Model based approach for autonomic availability management

  • Authors:
  • Kesari Mishra;Kishor S. Trivedi

  • Affiliations:
  • Dept. of Electrical and Computer Engineering, Duke University, Durham, NC;Dept. of Electrical and Computer Engineering, Duke University, Durham, NC

  • Venue:
  • ISAS'06 Proceedings of the Third international conference on Service Availability
  • Year:
  • 2006

Quantified Score

Hi-index 0.00

Visualization

Abstract

As increasingly complex computer systems have started playing a controlling role in all aspects of modern life, system availability and associated downtime of technical systems have acquired critical importance. Losses due to system downtime have risen manifold and become wide-ranging.

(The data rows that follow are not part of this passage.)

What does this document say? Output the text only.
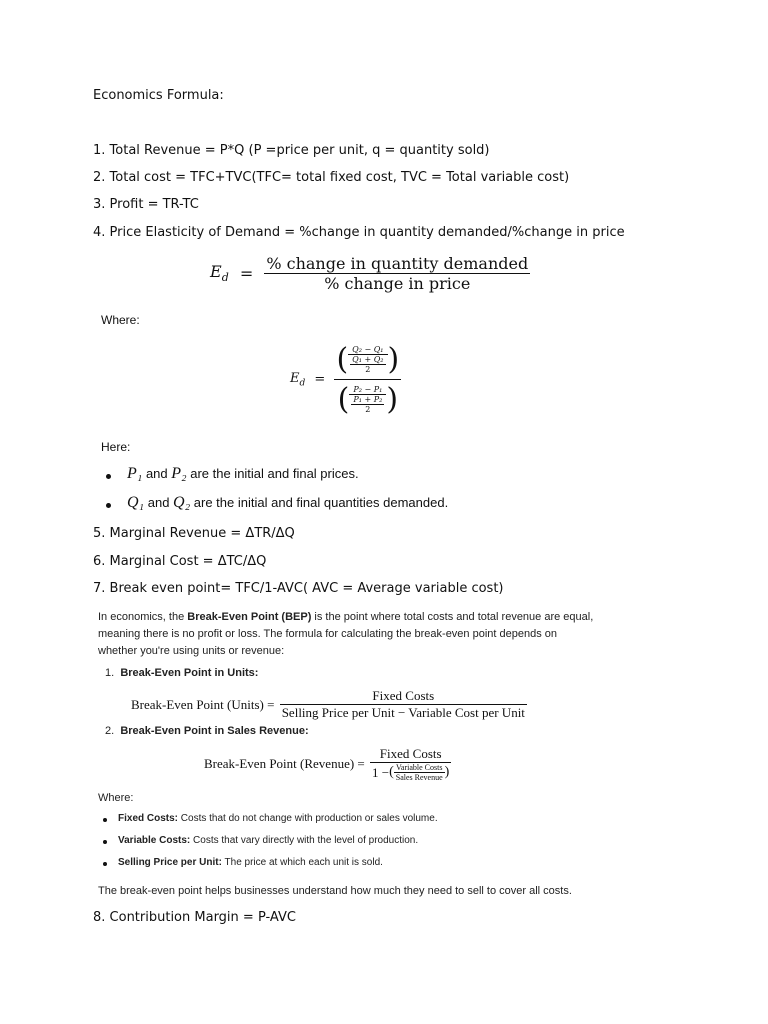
Economics Formula:
1. Total Revenue = P*Q (P =price per unit, q = quantity sold)
2. Total cost = TFC+TVC(TFC= total fixed cost, TVC = Total variable cost)
3. Profit = TR-TC
4. Price Elasticity of Demand = %change in quantity demanded/%change in price
$E_d = \frac{\text{\% change in quantity demanded}}{\text{\% change in price}}$
Where:
$E_d = \frac{( \frac{\text{Q₂ − Q₁}}{\frac{\text{Q₁ + Q₂}}{2}} )}{( \frac{\text{P₂ − P₁}}{\frac{\text{P₁ + P₂}}{2}} )}$
Here:
P₁ and P₂ are the initial and final prices.
Q₁ and Q₂ are the initial and final quantities demanded.
5. Marginal Revenue = ΔTR/ΔQ
6. Marginal Cost = ΔTC/ΔQ
7. Break even point= TFC/1-AVC( AVC = Average variable cost)
In economics, the Break-Even Point (BEP) is the point where total costs and total revenue are equal,
meaning there is no profit or loss. The formula for calculating the break-even point depends on
whether you're using units or revenue:
1. Break-Even Point in Units:
Break-Even Point (Units) = $\frac{\text{Fixed Costs}}{\text{Selling Price per Unit − Variable Cost per Unit}}$
2. Break-Even Point in Sales Revenue:
Break-Even Point (Revenue) = $\frac{\text{Fixed Costs}}{1 -( \frac{\text{Variable Costs}}{\text{Sales Revenue}} )}$
Where:
Fixed Costs: Costs that do not change with production or sales volume.
Variable Costs: Costs that vary directly with the level of production.
Selling Price per Unit: The price at which each unit is sold.
The break-even point helps businesses understand how much they need to sell to cover all costs.
8. Contribution Margin = P-AVC
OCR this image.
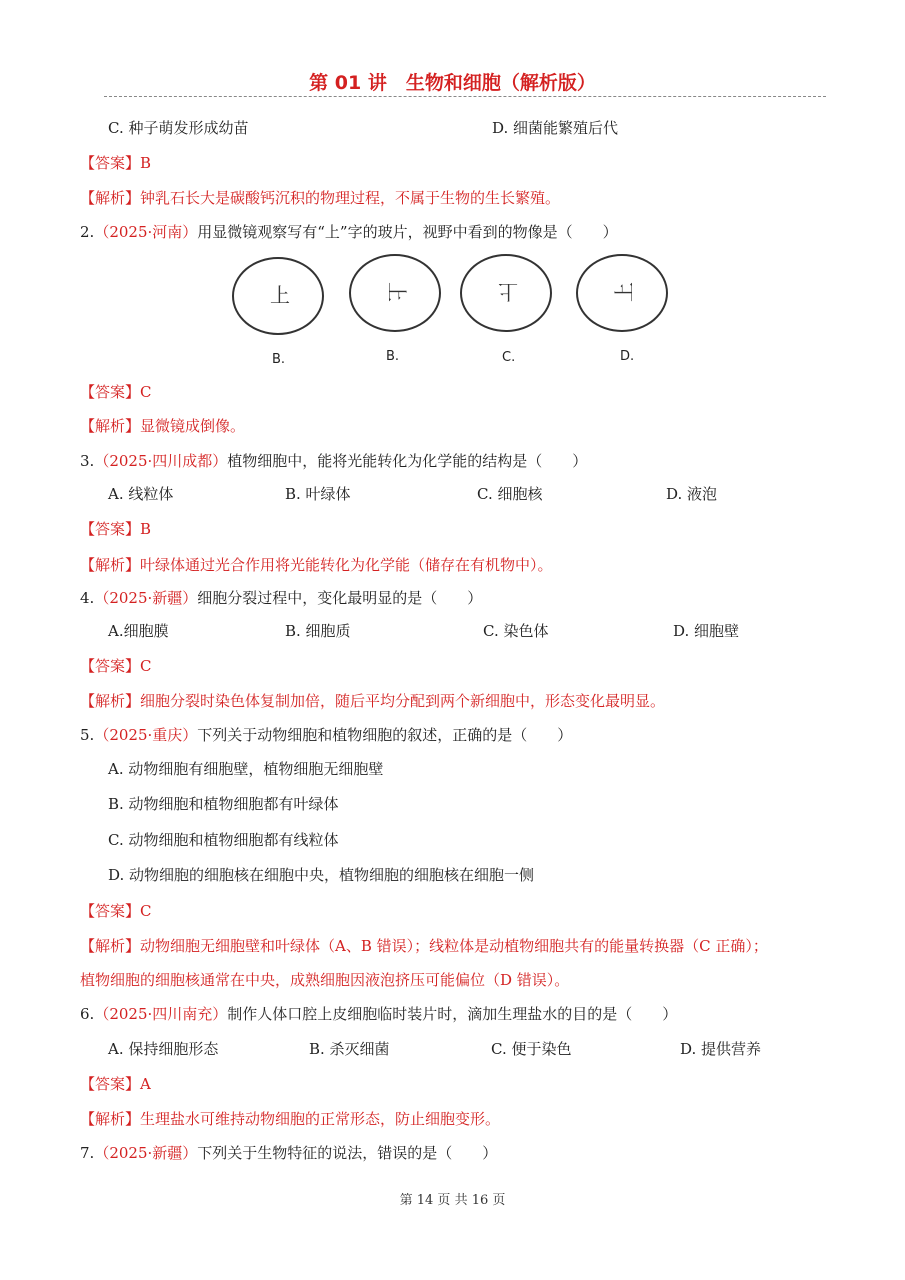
第 01 讲　生物和细胞（解析版）
C. 种子萌发形成幼苗	D. 细菌能繁殖后代
【答案】B
【解析】钟乳石长大是碳酸钙沉积的物理过程，不属于生物的生长繁殖。
2.（2025·河南）用显微镜观察写有“上”字的玻片，视野中看到的物像是（　　）
上	上	上	上
B.	B.	C.	D.
【答案】C
【解析】显微镜成倒像。
3.（2025·四川成都）植物细胞中，能将光能转化为化学能的结构是（　　）
A. 线粒体	B. 叶绿体	C. 细胞核	D. 液泡
【答案】B
【解析】叶绿体通过光合作用将光能转化为化学能（储存在有机物中）。
4.（2025·新疆）细胞分裂过程中，变化最明显的是（　　）
A.细胞膜	B. 细胞质	C. 染色体	D. 细胞壁
【答案】C
【解析】细胞分裂时染色体复制加倍，随后平均分配到两个新细胞中，形态变化最明显。
5.（2025·重庆）下列关于动物细胞和植物细胞的叙述，正确的是（　　）
A. 动物细胞有细胞壁，植物细胞无细胞壁
B. 动物细胞和植物细胞都有叶绿体
C. 动物细胞和植物细胞都有线粒体
D. 动物细胞的细胞核在细胞中央，植物细胞的细胞核在细胞一侧
【答案】C
【解析】动物细胞无细胞壁和叶绿体（A、B 错误）；线粒体是动植物细胞共有的能量转换器（C 正确）；
植物细胞的细胞核通常在中央，成熟细胞因液泡挤压可能偏位（D 错误）。
6.（2025·四川南充）制作人体口腔上皮细胞临时装片时，滴加生理盐水的目的是（　　）
A. 保持细胞形态	B. 杀灭细菌	C. 便于染色	D. 提供营养
【答案】A
【解析】生理盐水可维持动物细胞的正常形态，防止细胞变形。
7.（2025·新疆）下列关于生物特征的说法，错误的是（　　）
第 14 页 共 16 页
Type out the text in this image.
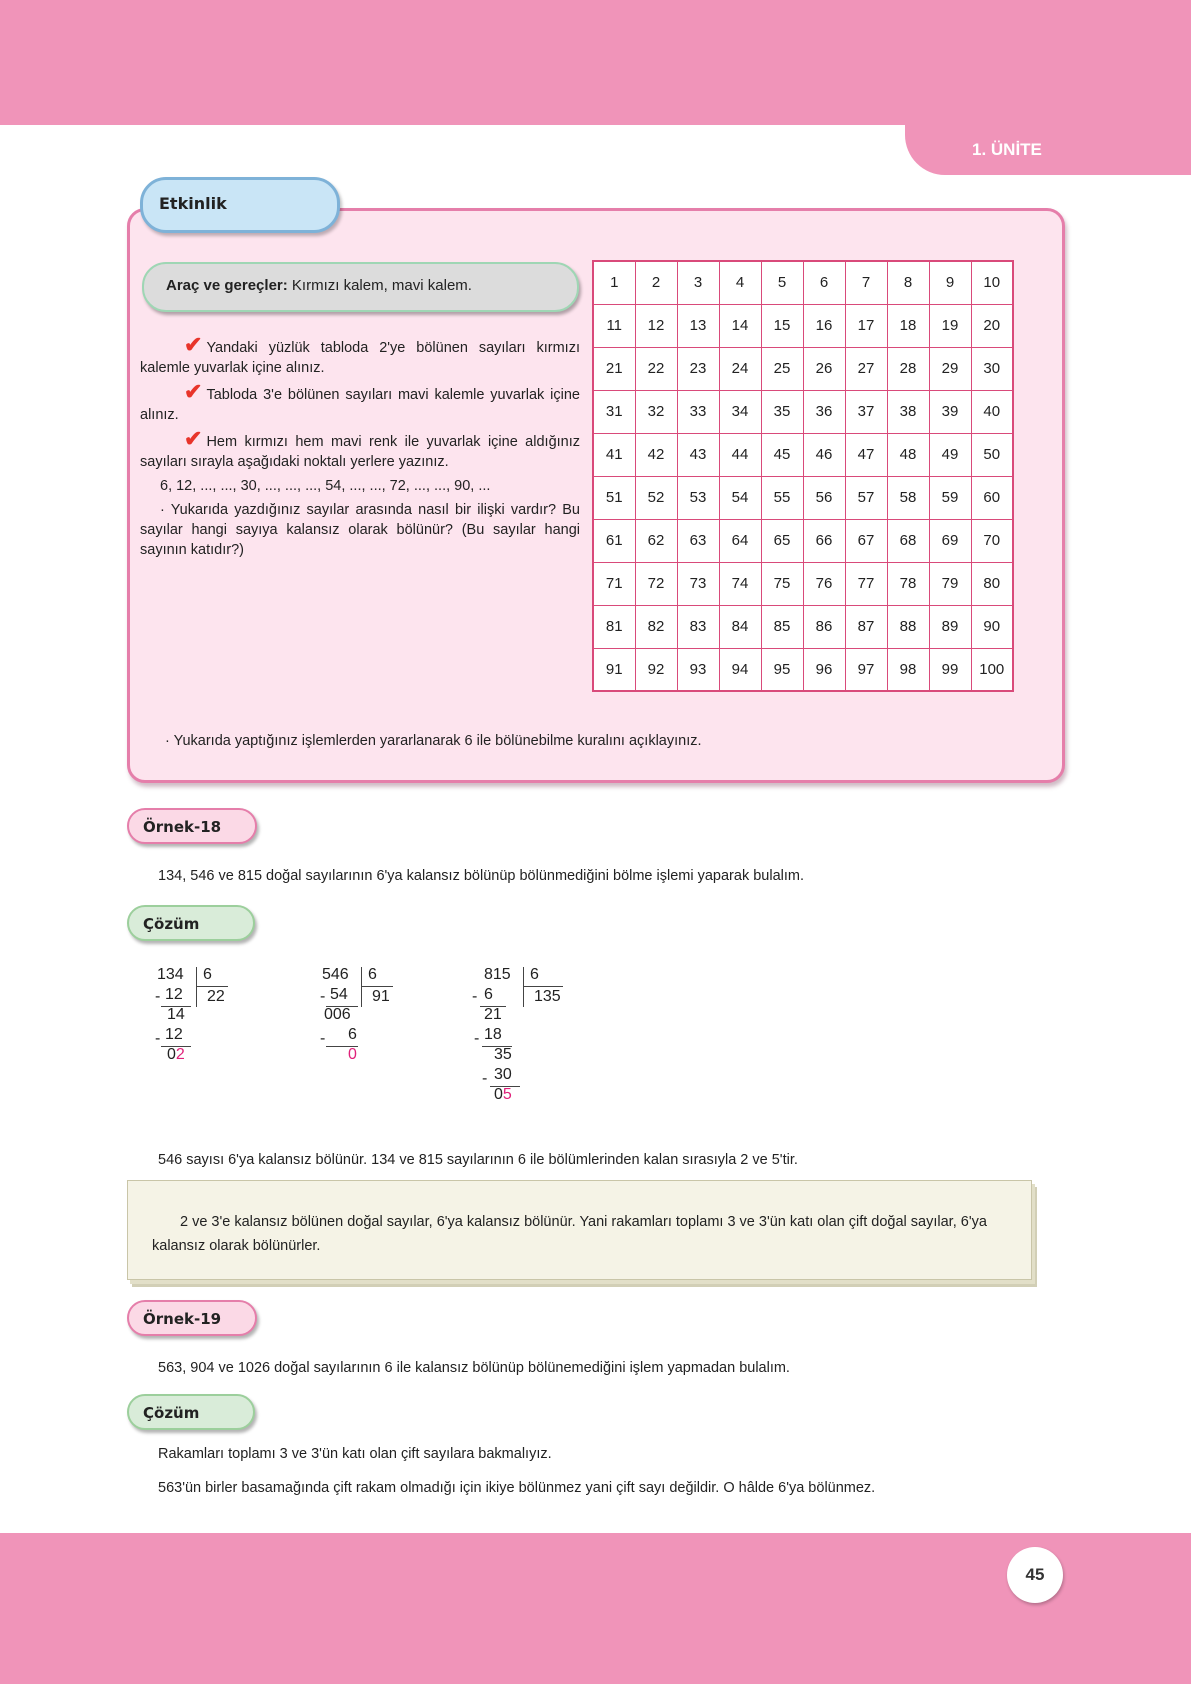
1. ÜNİTE
Etkinlik
Araç ve gereçler: Kırmızı kalem, mavi kalem.

✔ Yandaki yüzlük tabloda 2'ye bölünen sayıları kırmızı kalemle yuvarlak içine alınız.

✔ Tabloda 3'e bölünen sayıları mavi kalemle yuvarlak içine alınız.

✔ Hem kırmızı hem mavi renk ile yuvarlak içine aldığınız sayıları sırayla aşağıdaki noktalı yerlere yazınız.

6, 12, ..., ..., 30, ..., ..., ..., 54, ..., ..., 72, ..., ..., 90, ...

· Yukarıda yazdığınız sayılar arasında nasıl bir ilişki vardır? Bu sayılar hangi sayıya kalansız olarak bölünür? (Bu sayılar hangi sayının katıdır?)

1	2	3	4	5	6	7	8	9	10
11	12	13	14	15	16	17	18	19	20
21	22	23	24	25	26	27	28	29	30
31	32	33	34	35	36	37	38	39	40
41	42	43	44	45	46	47	48	49	50
51	52	53	54	55	56	57	58	59	60
61	62	63	64	65	66	67	68	69	70
71	72	73	74	75	76	77	78	79	80
81	82	83	84	85	86	87	88	89	90
91	92	93	94	95	96	97	98	99	100
· Yukarıda yaptığınız işlemlerden yararlanarak 6 ile bölünebilme kuralını açıklayınız.
Örnek-18
134, 546 ve 815 doğal sayılarının 6'ya kalansız bölünüp bölünmediğini bölme işlemi yaparak bulalım.
Çözüm
134 6
22
- 12
14
12
-
02
546 6
91
- 54
006
6
-
0
815 6
135
- 6
21
18
-
35
30
-
05
546 sayısı 6'ya kalansız bölünür. 134 ve 815 sayılarının 6 ile bölümlerinden kalan sırasıyla 2 ve 5'tir.
2 ve 3'e kalansız bölünen doğal sayılar, 6'ya kalansız bölünür. Yani rakamları toplamı 3 ve 3'ün katı olan çift doğal sayılar, 6'ya kalansız olarak bölünürler.
Örnek-19
563, 904 ve 1026 doğal sayılarının 6 ile kalansız bölünüp bölünemediğini işlem yapmadan bulalım.
Çözüm
Rakamları toplamı 3 ve 3'ün katı olan çift sayılara bakmalıyız.
563'ün birler basamağında çift rakam olmadığı için ikiye bölünmez yani çift sayı değildir. O hâlde 6'ya bölünmez.
45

Even though the component level availability of hardware and software has increased considerably, system wide availability still needs improvement as the heterogeneity of components and the complexity of interconnections has gone up considerably too. As systems become more interconnected and diverse, architects are less able to anticipate and design for every interaction among components, leaving such issues to be dealt with at runtime. Therefore, in this paper, we propose an approach for autonomic management of system availability, which provides real-time evaluation, monitoring and management of the availability of systems in critical applications. A hybrid approach is used where analytic models provide the behavioral abstraction of components/subsystems, their interconnections and dependencies and statistical inference is applied on the data from real time monitoring of those components and subsystems, to parameterize the system availability model. The model is solved online (that is, in real time) so that at any instant of time, both the point as well as the interval estimates of the overall system availability are obtained by propagating the point and the interval estimates of each of the input parameters, through the system model. The online monitoring and estimation of system availability can then lead to adaptive online control of system availability.